This Copernicus Sentinel-2 image features an area in the Wheatbelt region of Western Australia.
The term ‘wheat belt’ refers to inland agricultural areas in eastern and southern Australia named for their production of wheat – which was the main agricultural product in the early history of Australia’s development. Wheatbelt areas are usually arid, making agriculture largely reliant on rainfall and irrigation.
The Wheatbelt is one of the nine regions of Western Australia and lies in the southwest section of the state. Covering an area of around 160 000 sq km., the region only has an estimated population of around 75 000 residents.
This image shows a part of the region which is very arid and is used mainly for agricultural production. The area is a major producer of wheat, barley and wool. The area is also used for the livestock production and the pastoral sheep farming, as well as horticulture.
Fields have a distinctive appearance in this week’s image, creating a colourful patchwork of geometric shapes. This composite image was created by combining three separate images from the near-infrared channel from the Copernicus Sentinel-2 mission.
The first image, from 9 May 2019, is visible in red; the second from 6 September 2019, can be seen in green; and the third from January 2020 can be seen in blue. All other colours visible in the image are different mixtures of red, green and blue, and vary according to their stage of growth over the nine-month period.
According to reports from the Department of Primary Industries and Regional Development, Western Australia’s climate has changed over recent decades, with significant reductions in growing-season rainfall. Climate variability and changing weather patterns strongly affect agriculture – increasing production risk for crops and pastures.

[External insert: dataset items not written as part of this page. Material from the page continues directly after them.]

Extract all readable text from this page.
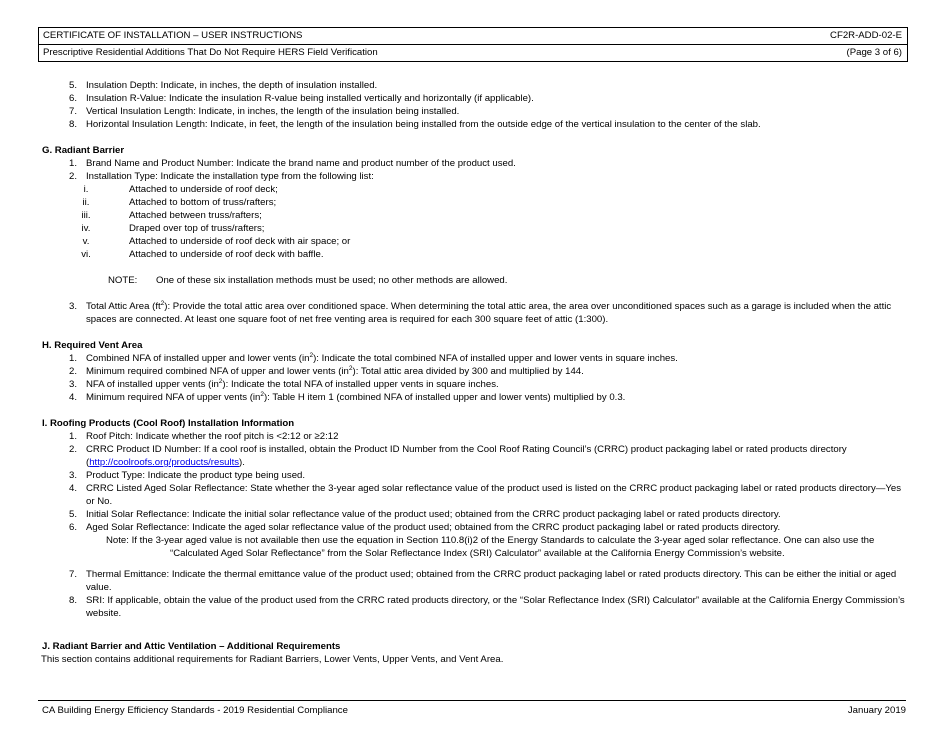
CERTIFICATE OF INSTALLATION – USER INSTRUCTIONS	CF2R-ADD-02-E
Prescriptive Residential Additions That Do Not Require HERS Field Verification	(Page 3 of 6)
5. Insulation Depth: Indicate, in inches, the depth of insulation installed.
6. Insulation R-Value: Indicate the insulation R-value being installed vertically and horizontally (if applicable).
7. Vertical Insulation Length: Indicate, in inches, the length of the insulation being installed.
8. Horizontal Insulation Length: Indicate, in feet, the length of the insulation being installed from the outside edge of the vertical insulation to the center of the slab.
G. Radiant Barrier
1. Brand Name and Product Number: Indicate the brand name and product number of the product used.
2. Installation Type: Indicate the installation type from the following list:
i.	Attached to underside of roof deck;
ii.	Attached to bottom of truss/rafters;
iii.	Attached between truss/rafters;
iv.	Draped over top of truss/rafters;
v.	Attached to underside of roof deck with air space; or
vi.	Attached to underside of roof deck with baffle.
NOTE: One of these six installation methods must be used; no other methods are allowed.
3. Total Attic Area $(ft^2)$: Provide the total attic area over conditioned space. When determining the total attic area, the area over unconditioned spaces such as a garage is included when the attic spaces are connected. At least one square foot of net free venting area is required for each 300 square feet of attic (1:300).
H. Required Vent Area
1. Combined NFA of installed upper and lower vents $(in^2)$: Indicate the total combined NFA of installed upper and lower vents in square inches.
2. Minimum required combined NFA of upper and lower vents $(in^2)$: Total attic area divided by 300 and multiplied by 144.
3. NFA of installed upper vents $(in^2)$: Indicate the total NFA of installed upper vents in square inches.
4. Minimum required NFA of upper vents $(in^2)$: Table H item 1 (combined NFA of installed upper and lower vents) multiplied by 0.3.
I. Roofing Products (Cool Roof) Installation Information
1. Roof Pitch: Indicate whether the roof pitch is <2:12 or ≥2:12
2. CRRC Product ID Number: If a cool roof is installed, obtain the Product ID Number from the Cool Roof Rating Council’s (CRRC) product packaging label or rated products directory
(http://coolroofs.org/products/results).
3. Product Type: Indicate the product type being used.
4. CRRC Listed Aged Solar Reflectance: State whether the 3-year aged solar reflectance value of the product used is listed on the CRRC product packaging label or rated products directory—Yes or No.
5. Initial Solar Reflectance: Indicate the initial solar reflectance value of the product used; obtained from the CRRC product packaging label or rated products directory.
6. Aged Solar Reflectance: Indicate the aged solar reflectance value of the product used; obtained from the CRRC product packaging label or rated products directory.
Note: If the 3-year aged value is not available then use the equation in Section 110.8(i)2 of the Energy Standards to calculate the 3-year aged solar reflectance. One can also use the
“Calculated Aged Solar Reflectance” from the Solar Reflectance Index (SRI) Calculator” available at the California Energy Commission’s website.
7. Thermal Emittance: Indicate the thermal emittance value of the product used; obtained from the CRRC product packaging label or rated products directory. This can be either the initial or aged value.
8. SRI: If applicable, obtain the value of the product used from the CRRC rated products directory, or the “Solar Reflectance Index (SRI) Calculator” available at the California Energy Commission’s website.
J. Radiant Barrier and Attic Ventilation – Additional Requirements
This section contains additional requirements for Radiant Barriers, Lower Vents, Upper Vents, and Vent Area.
CA Building Energy Efficiency Standards - 2019 Residential Compliance	January 2019
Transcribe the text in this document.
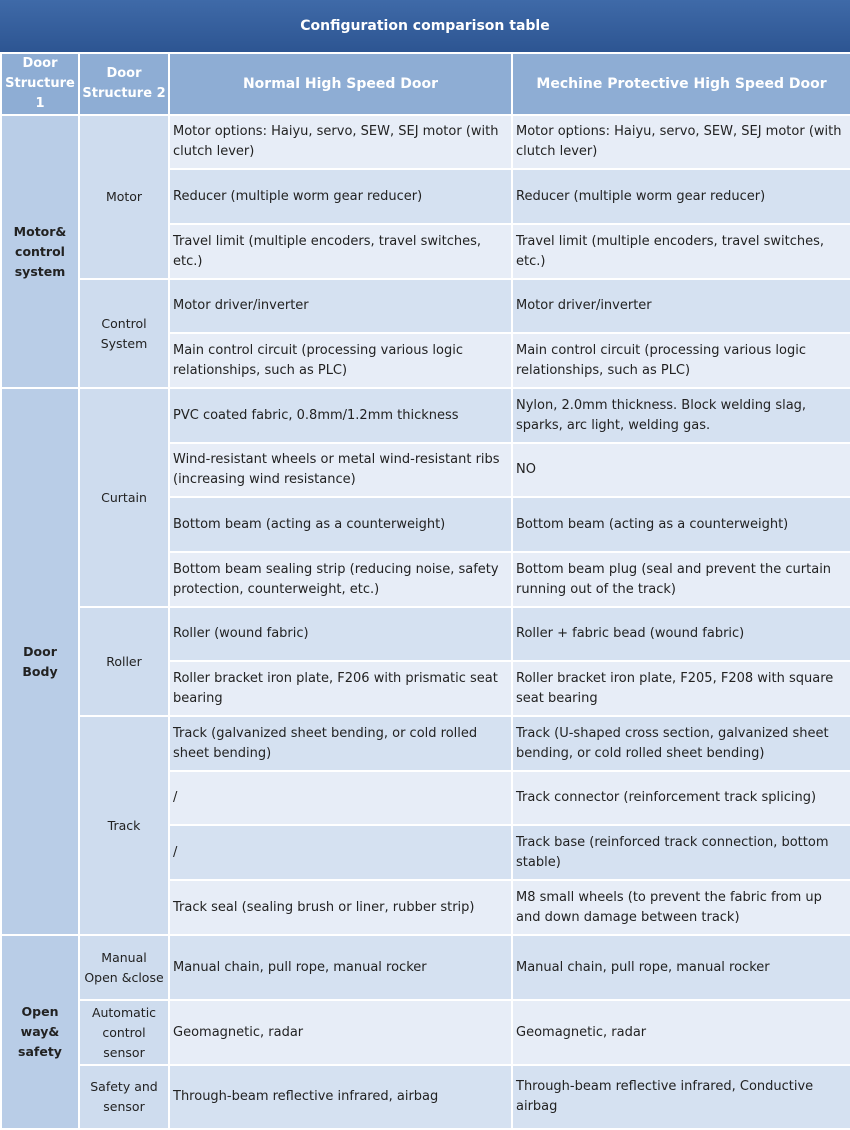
Configuration comparison table
Door Structure 1	Door Structure 2	Normal High Speed Door	Mechine Protective High Speed Door
Motor& control system	Motor	Motor options: Haiyu, servo, SEW, SEJ motor (with clutch lever)	Motor options: Haiyu, servo, SEW, SEJ motor (with clutch lever)
		Reducer (multiple worm gear reducer)	Reducer (multiple worm gear reducer)
		Travel limit (multiple encoders, travel switches, etc.)	Travel limit (multiple encoders, travel switches, etc.)
	Control System	Motor driver/inverter	Motor driver/inverter
		Main control circuit (processing various logic relationships, such as PLC)	Main control circuit (processing various logic relationships, such as PLC)
Door Body	Curtain	PVC coated fabric, 0.8mm/1.2mm thickness	Nylon, 2.0mm thickness. Block welding slag, sparks, arc light, welding gas.
		Wind-resistant wheels or metal wind-resistant ribs (increasing wind resistance)	NO
		Bottom beam (acting as a counterweight)	Bottom beam (acting as a counterweight)
		Bottom beam sealing strip (reducing noise, safety protection, counterweight, etc.)	Bottom beam plug (seal and prevent the curtain running out of the track)
	Roller	Roller (wound fabric)	Roller + fabric bead (wound fabric)
		Roller bracket iron plate, F206 with prismatic seat bearing	Roller bracket iron plate, F205, F208 with square seat bearing
	Track	Track (galvanized sheet bending, or cold rolled sheet bending)	Track (U-shaped cross section, galvanized sheet bending, or cold rolled sheet bending)
		/	Track connector (reinforcement track splicing)
		/	Track base (reinforced track connection, bottom stable)
		Track seal (sealing brush or liner, rubber strip)	M8 small wheels (to prevent the fabric from up and down damage between track)
Open way& safety	Manual Open &close	Manual chain, pull rope, manual rocker	Manual chain, pull rope, manual rocker
	Automatic control sensor	Geomagnetic, radar	Geomagnetic, radar
	Safety and sensor	Through-beam reflective infrared, airbag	Through-beam reflective infrared, Conductive airbag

Owing to their unique perspective from space, Earth observation satellites are key in mapping and monitoring croplands. The Copernicus Sentinel-2 mission is specifically designed to provide images that can be used to distinguish between different crop types as well as data on numerous plant indices, such as leaf area index, leaf chlorophyll content and leaf water content – all of which are essential to accurately monitor plant growth.
This image is also featured on the Earth from Space video programme.